Dünyanın insan olmadan daha iyi olacağını düşünmüyordum. Bana göre dünyanın güzelliği ancak onu algılayacak bilinçli bir zihin varsa güzeldi. Aslında insan, güzelliğe tanıklık ederek onu yaratıyordu. Aksi takdirde dünya sadece kimyasallar ve organizmalardan ibaretti.
Daha önce Beyaz Dünya adlı romanını yayımladığımız Andrew McGahan, Tanrısız Bir Dünyanın Mucizeleri’nde insan ruhunun en derin korkuları ve arzularına odaklanırken doğanın bilinmezliğine dair cesur bir bakış da ortaya koyuyor.
Issız bir adadaki akıl hastanesinde yaşayan dilsiz ve adsız sansız bir yetimin hayatı, hastaneye gizemli bir yabancının gelişiyle birlikte köklü bir değişime uğrar. Sessiz yetim kız, bu esrarengiz adamla kurduğu bağ aracılığıyla, gerçeklikle deliliğin ötesinde bir dünyanın kapılarını aralar. Ama bu dünyada kimse güvende değildir. Hastaneyi çevreleyen dağlar patlamalarla sarsılırken, yer altından gelen tuhaf titreşimler dünyayı altüst eder. Peki, bu olayların arkasında kim ya da ne vardır?

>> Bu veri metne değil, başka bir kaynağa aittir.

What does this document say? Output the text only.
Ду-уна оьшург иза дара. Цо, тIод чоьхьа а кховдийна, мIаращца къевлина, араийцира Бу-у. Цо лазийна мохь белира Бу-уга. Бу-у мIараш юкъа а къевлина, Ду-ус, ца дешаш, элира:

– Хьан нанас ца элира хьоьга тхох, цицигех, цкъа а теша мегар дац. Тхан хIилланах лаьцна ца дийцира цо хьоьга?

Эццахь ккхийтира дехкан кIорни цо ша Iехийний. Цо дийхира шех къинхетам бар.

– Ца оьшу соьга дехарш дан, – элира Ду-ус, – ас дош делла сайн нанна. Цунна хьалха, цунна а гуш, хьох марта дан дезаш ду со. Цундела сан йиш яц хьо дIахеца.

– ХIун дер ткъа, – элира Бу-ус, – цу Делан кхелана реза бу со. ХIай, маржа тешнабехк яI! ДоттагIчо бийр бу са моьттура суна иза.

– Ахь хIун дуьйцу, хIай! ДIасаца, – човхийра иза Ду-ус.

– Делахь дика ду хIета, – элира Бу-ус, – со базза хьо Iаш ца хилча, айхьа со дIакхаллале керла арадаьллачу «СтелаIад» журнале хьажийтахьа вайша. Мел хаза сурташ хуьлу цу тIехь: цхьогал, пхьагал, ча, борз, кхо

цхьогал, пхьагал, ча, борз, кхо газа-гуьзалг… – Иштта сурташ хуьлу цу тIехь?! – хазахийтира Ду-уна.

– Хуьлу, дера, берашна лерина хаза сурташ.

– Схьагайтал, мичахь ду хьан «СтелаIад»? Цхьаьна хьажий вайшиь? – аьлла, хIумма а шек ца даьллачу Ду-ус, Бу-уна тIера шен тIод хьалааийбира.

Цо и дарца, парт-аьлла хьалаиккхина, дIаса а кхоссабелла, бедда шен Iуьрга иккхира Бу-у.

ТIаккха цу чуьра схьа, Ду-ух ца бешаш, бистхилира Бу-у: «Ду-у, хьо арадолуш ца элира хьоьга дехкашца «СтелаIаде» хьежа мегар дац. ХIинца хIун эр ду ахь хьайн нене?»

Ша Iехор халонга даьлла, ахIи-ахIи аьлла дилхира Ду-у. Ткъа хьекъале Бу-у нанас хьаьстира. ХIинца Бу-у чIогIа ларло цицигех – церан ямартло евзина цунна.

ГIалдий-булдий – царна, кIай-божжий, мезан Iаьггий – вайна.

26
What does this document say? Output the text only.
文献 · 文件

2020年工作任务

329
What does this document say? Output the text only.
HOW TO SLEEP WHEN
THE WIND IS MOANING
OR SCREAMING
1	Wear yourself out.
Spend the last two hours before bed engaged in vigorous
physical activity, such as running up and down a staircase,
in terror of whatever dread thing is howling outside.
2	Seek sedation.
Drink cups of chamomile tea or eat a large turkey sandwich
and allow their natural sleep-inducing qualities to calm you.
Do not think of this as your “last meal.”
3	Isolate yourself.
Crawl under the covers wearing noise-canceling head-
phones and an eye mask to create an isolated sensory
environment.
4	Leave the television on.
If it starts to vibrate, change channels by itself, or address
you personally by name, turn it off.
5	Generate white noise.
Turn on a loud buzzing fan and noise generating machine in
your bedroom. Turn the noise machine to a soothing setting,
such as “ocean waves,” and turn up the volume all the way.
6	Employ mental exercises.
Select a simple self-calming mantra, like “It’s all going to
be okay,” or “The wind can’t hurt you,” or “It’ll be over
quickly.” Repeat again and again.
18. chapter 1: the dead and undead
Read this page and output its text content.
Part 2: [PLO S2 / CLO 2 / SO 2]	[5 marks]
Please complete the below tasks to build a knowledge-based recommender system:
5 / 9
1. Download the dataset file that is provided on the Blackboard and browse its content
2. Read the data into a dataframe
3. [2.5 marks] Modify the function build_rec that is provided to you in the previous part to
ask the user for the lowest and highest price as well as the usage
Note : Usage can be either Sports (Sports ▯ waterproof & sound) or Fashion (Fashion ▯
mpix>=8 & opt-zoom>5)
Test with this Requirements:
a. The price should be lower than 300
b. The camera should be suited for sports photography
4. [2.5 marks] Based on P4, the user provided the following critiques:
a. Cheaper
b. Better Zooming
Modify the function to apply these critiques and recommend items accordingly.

Cadı, Başmelek, Bakire gibi arketipsel karakterlerin zaman ve mekânın ötesine geçen bir anlatının parçaları haline geldiği bu çarpıcı eser, sadece doğaüstü bir hikâye değil, aynı zamanda insan olmanın anlamına dair felsefi bir sorgulama. Yayımlandığı yıl Aurealis Ödülü’ne layık görülen Tanrısız Bir Dünyanın Mucizeleri, McGahan’ın kışkırtıcı, rahatsız edici ama büyüleyici üslubunu yansıtarak, okurları metafiziksel ve gerçeklikten kopmuş bir evrene çekiyor.